Taken aback, Nina said, "Were you at Kenny Munger’s?"
"I can’t tell you that."
"Were you at the cemetery? Or a cabin at Wright’s Lake?"
"These aren’t questions I can answer. I’m sorry."
"But Jason, I can’t defend you unless you’re willing to tell me your story. Nothing you say to me can be repeated unless we both decide we want it repeated. Not even to your mother."
"You won’t represent me?" he said. "Why not?"
"Because I can’t work in the dark. Come on, now, I know you’re nervous, but you have to trust me."
Some lawyers didn’t want to know. Some lawyers didn’t believe anything the client said. Some clients were too disturbed to know what the truth was.
Nina had to hear it from the client. Truth or lie from here on out, she had to hear it. She hoped to hear why a pair of Vuarnets lay on the cabin floor in the fiery room. But no matter what he said, this was the moment when she would decide whether or not she could help him. She wanted to help him because of Sarah, but she had to feel a connection with him too. A murder defense took such a cruel toll on the defense lawyer; it couldn’t be done for money or for the experience. It had to be worth the hellish pressure.
"I do trust you," Jason was saying. "I just don’t want to talk about Friday night.
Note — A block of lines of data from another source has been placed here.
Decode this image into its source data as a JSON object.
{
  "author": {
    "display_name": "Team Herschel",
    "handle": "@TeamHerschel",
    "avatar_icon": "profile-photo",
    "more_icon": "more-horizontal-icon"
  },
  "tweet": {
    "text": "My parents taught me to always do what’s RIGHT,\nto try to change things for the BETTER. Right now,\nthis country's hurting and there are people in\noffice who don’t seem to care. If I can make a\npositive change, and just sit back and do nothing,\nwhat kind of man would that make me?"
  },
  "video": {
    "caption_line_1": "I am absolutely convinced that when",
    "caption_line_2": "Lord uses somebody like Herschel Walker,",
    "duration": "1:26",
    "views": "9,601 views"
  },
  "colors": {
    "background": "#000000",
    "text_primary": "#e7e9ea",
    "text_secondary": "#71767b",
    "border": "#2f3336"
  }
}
Or Saturday. I’m sorry."
"You won’t tell me anything about that time period?"
"I can’t."
"Then I can’t help you," Nina said. "Neither can any other lawyer." It was a simple, unsubtle bluff that usually brought people around. She got up.
"Okay," Jason mumbled. "Thanks for coming."
"What are you going to do?"
"Nothing."
"You have to do something."
"I’ll get along without a lawyer."
"You can’t do that."
"Whatever happens," Jason said.
"Even if you killed your grandfather, you need a lawyer’s help to make sure you’re treated fairly, Jason," Nina said, alarmed, sitting back down.